Il y a tout d’abord la dimension de la parole. De quoi sont faits les SMS amoureux ? Ce sont des messages d’amour d’un style propre à chacun. En même temps, la nécessité de faire court – un nombre de signes ne peut être dépassé –, exige une écriture condensée. Une langue s’écrit, à partir des phonèmes des lettres, laissant au vestiaire la grammaire et l’orthographe. Les sons s’utilisent comme les empreintes sonores des signifiants et doivent se décrypter. Il faut penser ce langage à travers l’audition de ce qui s’entend. Il s’agit d’oraliser les consonnes pour rétablir le sens. Les procédés utilisés comme l’abréviation, la phonétique et le rébus typographique procèdent d’une compression des mots. Les messages sont donc des marqueurs de sens. Il n’est pas question d’invention singulière d’une langue proprement dite, la métaphore en est absente et le lapsus n’y a pas cours. Bien au contraire. S’il y a bien une jouissance qui s’insère à déformer la langue, elle n’en reste pas moins liée à servir la communication et à faire sens. Il ne s’agit pas d’une prévalence de l’équivoque mais d’une écriture qui doit se lire dans un codage simplifié. C’est l’envers de l’art de Joyce qui « a fini par imposer au langage même une sorte de brisure, de décomposition, qui fait qu’il n’y a plus d’identité phonatoire »2. La langue des SMS est une construction minimale, sans recherche d’effets linguistiques.
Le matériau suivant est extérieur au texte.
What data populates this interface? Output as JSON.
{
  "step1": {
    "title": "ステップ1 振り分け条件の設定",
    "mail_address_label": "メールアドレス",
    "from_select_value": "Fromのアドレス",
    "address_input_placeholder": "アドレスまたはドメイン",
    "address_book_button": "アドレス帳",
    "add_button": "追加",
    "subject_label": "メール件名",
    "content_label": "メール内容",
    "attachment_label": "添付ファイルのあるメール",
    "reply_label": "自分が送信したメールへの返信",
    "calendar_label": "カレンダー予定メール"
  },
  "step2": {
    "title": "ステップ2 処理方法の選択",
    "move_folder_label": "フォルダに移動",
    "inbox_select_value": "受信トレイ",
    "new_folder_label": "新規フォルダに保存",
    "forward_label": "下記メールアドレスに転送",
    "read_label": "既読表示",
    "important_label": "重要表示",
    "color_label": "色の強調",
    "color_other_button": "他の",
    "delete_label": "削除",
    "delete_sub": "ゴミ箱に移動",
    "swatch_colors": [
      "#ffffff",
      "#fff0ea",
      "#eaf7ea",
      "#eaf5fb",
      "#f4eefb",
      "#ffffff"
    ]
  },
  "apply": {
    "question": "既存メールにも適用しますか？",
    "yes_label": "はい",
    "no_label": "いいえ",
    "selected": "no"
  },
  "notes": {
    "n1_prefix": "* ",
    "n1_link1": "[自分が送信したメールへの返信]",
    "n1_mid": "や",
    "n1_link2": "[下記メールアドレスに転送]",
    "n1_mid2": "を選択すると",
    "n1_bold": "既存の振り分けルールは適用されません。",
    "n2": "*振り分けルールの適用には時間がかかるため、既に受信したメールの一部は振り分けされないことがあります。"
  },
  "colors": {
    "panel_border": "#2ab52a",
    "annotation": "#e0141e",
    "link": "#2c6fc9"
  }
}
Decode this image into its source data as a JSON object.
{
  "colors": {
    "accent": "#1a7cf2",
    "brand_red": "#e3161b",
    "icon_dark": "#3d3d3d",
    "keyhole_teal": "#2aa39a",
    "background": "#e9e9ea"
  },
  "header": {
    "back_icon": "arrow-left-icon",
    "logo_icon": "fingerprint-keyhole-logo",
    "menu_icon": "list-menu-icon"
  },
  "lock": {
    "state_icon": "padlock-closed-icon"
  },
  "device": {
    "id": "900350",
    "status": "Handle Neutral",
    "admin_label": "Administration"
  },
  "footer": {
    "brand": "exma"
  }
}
Le langage n’y est pas torturé comme dans l’écriture des surréalistes, mais réduit. C’est la simplification qui force à jouer avec les phonèmes, et non la recherche de la polyphonie de la parole. Le sens phonatoire y est au contraire construit comme le bruit, la sonorité de la lettre libérée de sa carapace grammaticale. De ce fait, « je t’aime » s’écrit « JTM ». C’est une écriture concentrique. Je fais cependant l’hypothèse qu’écrire « JTM » n’a pas la même valeur que d’écrire « je t’aime » en toutes lettres. Cette écriture est symptomatique d’un nouveau mode de jouir des mots. L’effet sonore produit une jouissance qui s’affranchit des normes pour mieux servir le sens commun. Il y a donc une subversion de la norme qui peut être interprétée comme jubilation d’une écriture sonorisée.
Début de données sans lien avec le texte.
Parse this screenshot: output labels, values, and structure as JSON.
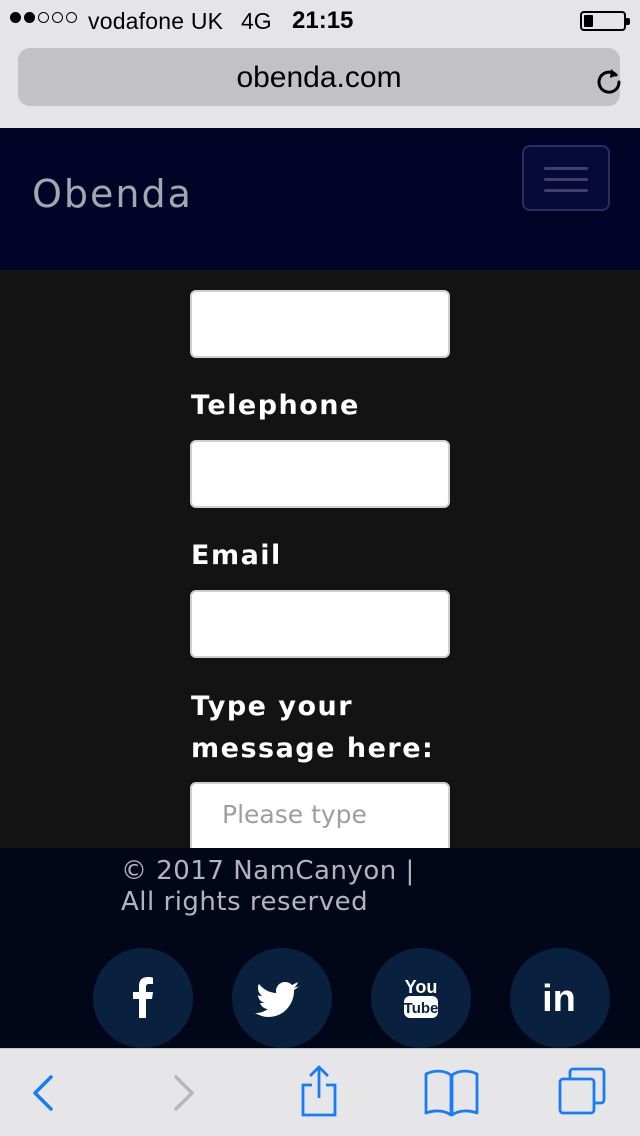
{
  "status_bar": {
    "signal_filled": 2,
    "signal_total": 5,
    "carrier": "vodafone UK",
    "network": "4G",
    "time": "21:15",
    "battery_level_percent": 20
  },
  "browser": {
    "url": "obenda.com",
    "reload_icon": "reload-icon"
  },
  "header": {
    "brand": "Obenda",
    "menu_icon": "hamburger-icon"
  },
  "form": {
    "telephone_label": "Telephone",
    "email_label": "Email",
    "message_label_line1": "Type your",
    "message_label_line2": "message here:",
    "message_placeholder": "Please type"
  },
  "footer": {
    "copyright_line1": "© 2017 NamCanyon |",
    "copyright_line2": "All rights reserved",
    "social": [
      {
        "name": "facebook-icon"
      },
      {
        "name": "twitter-icon"
      },
      {
        "name": "youtube-icon",
        "text_top": "You",
        "text_bottom": "Tube"
      },
      {
        "name": "linkedin-icon",
        "text": "in"
      }
    ]
  },
  "toolbar": {
    "items": [
      "back-icon",
      "forward-icon",
      "share-icon",
      "bookmarks-icon",
      "tabs-icon"
    ]
  },
  "colors": {
    "header_bg": "#020427",
    "form_bg": "#131313",
    "footer_bg": "#020619",
    "social_circle": "#09213f",
    "ios_blue": "#1a7cf5"
  }
}
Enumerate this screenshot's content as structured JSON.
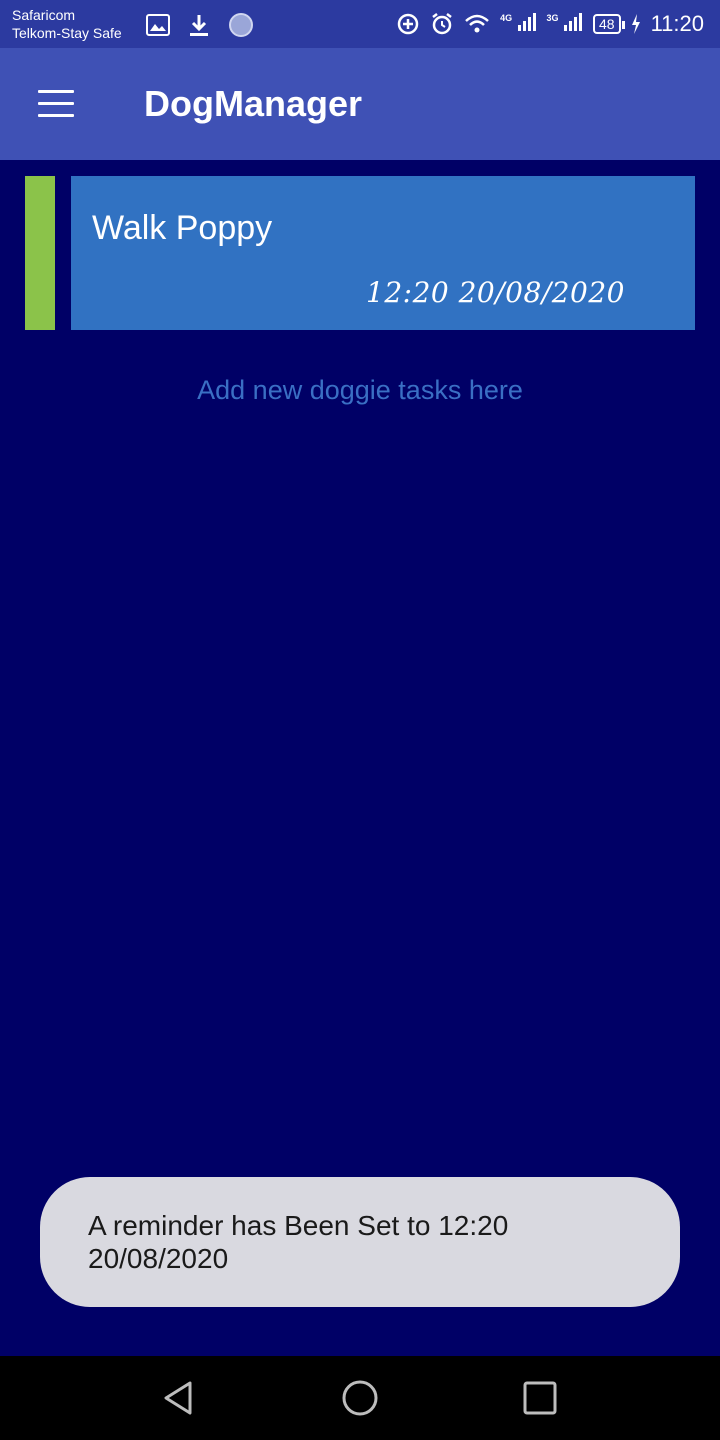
{
  "status_bar": {
    "carrier_1": "Safaricom",
    "carrier_2": "Telkom-Stay Safe",
    "network_1": "4G",
    "network_2": "3G",
    "battery": "48",
    "time": "11:20"
  },
  "app_bar": {
    "title": "DogManager"
  },
  "tasks": [
    {
      "title": "Walk Poppy",
      "datetime": "12:20  20/08/2020",
      "strip_color": "#8bc34a"
    }
  ],
  "add_hint": "Add new doggie tasks here",
  "toast": {
    "message": "A reminder has Been Set to 12:20 20/08/2020"
  },
  "colors": {
    "background": "#000066",
    "app_bar": "#3f51b5",
    "card": "#3172c2"
  }
}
Le deuxième point concerne le temps. Il n’y a plus de laps. C’est l’instantané qui domine. L’échange de SMS provoque une accélération de l’urgence, une précipitation de l’attente. Celle-ci fait symptôme. Les femmes supportent très mal le délai, l’absence de réponse immédiate à leur demande d’amour. Elles font équivaloir le manque de réponse à un manque d’amour. La demande s’incarne dans la présence qui doit être permanente. Sitôt satisfaite, elle s’évanouit. Les preuves d’amour passent par ce dialogue qui défile tout au long de la journée. La connexion à l’être aimé doit être continue. Cette exigence de rapidité manifeste la fragilité symbolique des messages. Ils ne valent pas grand-chose sur le plan du contenu, leur sens est marqué d’une grande pauvreté : c’est leur manifestation qui vaut. Précipité du prêt-à-jouir. Le modèle du stimulus, qui provoque un acte dans l’immédiateté, en est l’expression. Nous y reconnaissons celle du besoin, quand la répétition réitère la rencontre avec une jouissance impérative. Proche du harcèlement, cette position marque le pas d’une demande sans limite et fait le lit de l’interprétation d’une rupture du lien là où le signe manque.
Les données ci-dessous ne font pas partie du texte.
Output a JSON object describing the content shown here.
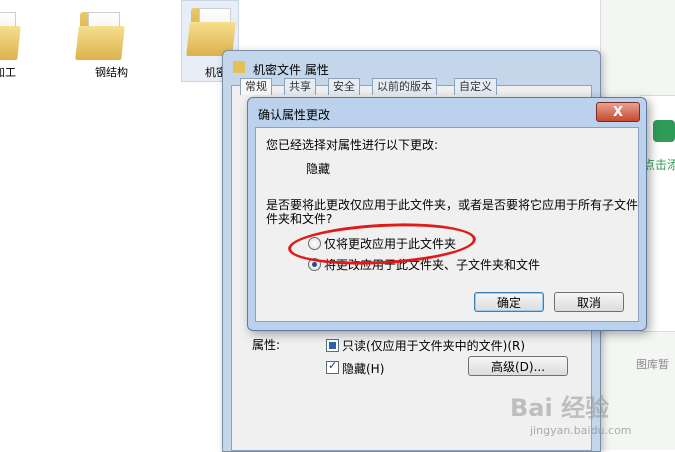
{
  "explorer": {
    "folders": [
      {
        "label": "加工"
      },
      {
        "label": "钢结构"
      },
      {
        "label": "机密"
      }
    ],
    "side_text_1": "点击添",
    "side_text_2": "图库暂"
  },
  "properties": {
    "title": "机密文件 属性",
    "tabs": [
      "常规",
      "共享",
      "安全",
      "以前的版本",
      "自定义"
    ],
    "attributes_label": "属性:",
    "readonly_label": "只读(仅应用于文件夹中的文件)(R)",
    "hidden_label": "隐藏(H)",
    "advanced_button": "高级(D)..."
  },
  "confirm": {
    "title": "确认属性更改",
    "close": "X",
    "intro": "您已经选择对属性进行以下更改:",
    "change": "隐藏",
    "question_line1": "是否要将此更改仅应用于此文件夹，或者是否要将它应用于所有子文件",
    "question_line2": "件夹和文件?",
    "option1": "仅将更改应用于此文件夹",
    "option2": "将更改应用于此文件夹、子文件夹和文件",
    "ok": "确定",
    "cancel": "取消"
  },
  "watermark": {
    "brand": "Bai 经验",
    "url": "jingyan.baidu.com"
  }
}
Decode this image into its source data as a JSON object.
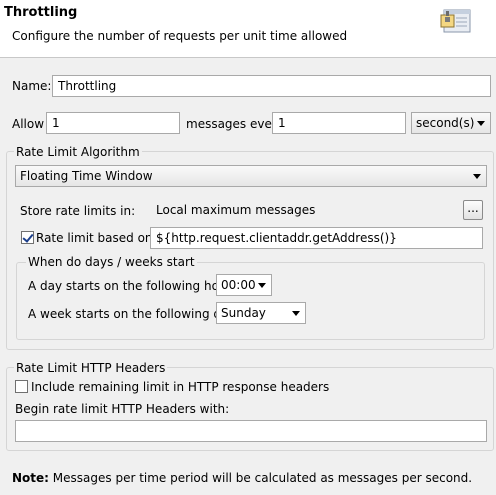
{
  "header": {
    "title": "Throttling",
    "description": "Configure the number of requests per unit time allowed",
    "icon": "throttling-config-icon"
  },
  "name": {
    "label": "Name:",
    "value": "Throttling"
  },
  "allow": {
    "label": "Allow",
    "count": "1",
    "messages_every_label": "messages every",
    "period": "1",
    "unit": "second(s)"
  },
  "algorithm": {
    "group_title": "Rate Limit Algorithm",
    "selected": "Floating Time Window",
    "store_label": "Store rate limits in:",
    "store_value": "Local maximum messages",
    "browse_label": "...",
    "based_on_label": "Rate limit based on:",
    "based_on_checked": true,
    "based_on_value": "${http.request.clientaddr.getAddress()}",
    "days_group_title": "When do days / weeks start",
    "day_start_label": "A day starts on the following hour:",
    "day_start_value": "00:00",
    "week_start_label": "A week starts on the following day:",
    "week_start_value": "Sunday"
  },
  "headers": {
    "group_title": "Rate Limit HTTP Headers",
    "include_label": "Include remaining limit in HTTP response headers",
    "include_checked": false,
    "begin_label": "Begin rate limit HTTP Headers with:",
    "begin_value": ""
  },
  "note": {
    "label": "Note:",
    "text": "Messages per time period will be calculated as messages per second."
  }
}
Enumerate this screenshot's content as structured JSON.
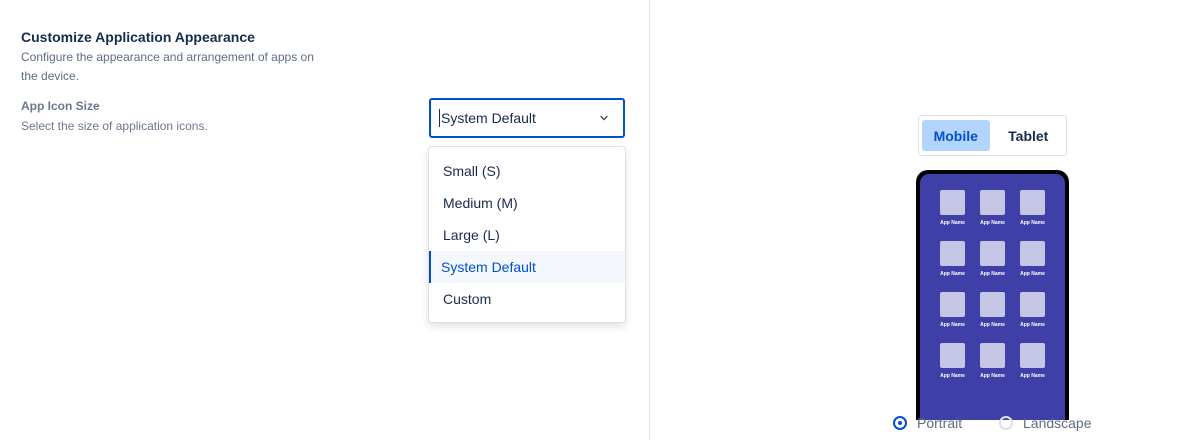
{
  "settings": {
    "title": "Customize Application Appearance",
    "description": "Configure the appearance and arrangement of apps on the device.",
    "icon_size": {
      "label": "App Icon Size",
      "help": "Select the size of application icons.",
      "selected": "System Default",
      "options": [
        {
          "label": "Small (S)",
          "selected": false
        },
        {
          "label": "Medium (M)",
          "selected": false
        },
        {
          "label": "Large (L)",
          "selected": false
        },
        {
          "label": "System Default",
          "selected": true
        },
        {
          "label": "Custom",
          "selected": false
        }
      ]
    }
  },
  "preview": {
    "device_toggle": {
      "options": [
        "Mobile",
        "Tablet"
      ],
      "active": "Mobile"
    },
    "app_label": "App Name",
    "app_count": 12,
    "orientation": {
      "options": [
        "Portrait",
        "Landscape"
      ],
      "selected": "Portrait"
    }
  },
  "colors": {
    "accent": "#0052cc",
    "phone_screen": "#3f3fa8",
    "app_icon": "#c5c5e5",
    "toggle_active_bg": "#b3d4ff"
  }
}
Ainsi, l’usage des SMS fait caisse de résonance à la demande d’être connecté à l’Autre de façon incessante. Cette irruption d’une écriture, qui surgit à tout instant dans le portable de chacun, favorise l’illimité d’une jouissance qui sert à absorber la présence de l’autre. Il s’agit d’une clinique de la connexion qui peut prendre la forme d’un symptôme compulsif, mettant à jour un rapport de branchement à l’autre qui ne fait qu’exacerber la particularité du rapport à l’Autre toujours insatisfait ou impossible. C’est aussi la fragilité du lien qui s’en déduit, comme une menace qui perturbe le présent, rendant les signes de l’amour réduits à quelques lettres, présence / absence où l’Autre manque toujours.
 
1 Lacan J., Le séminaire, livre XI, Encore, Paris, Seuil, 1975, p. 110.
2 Lacan J., Le séminaire, livre XXIII, Le sinthome, Paris, Seuil, 2005, p. 97.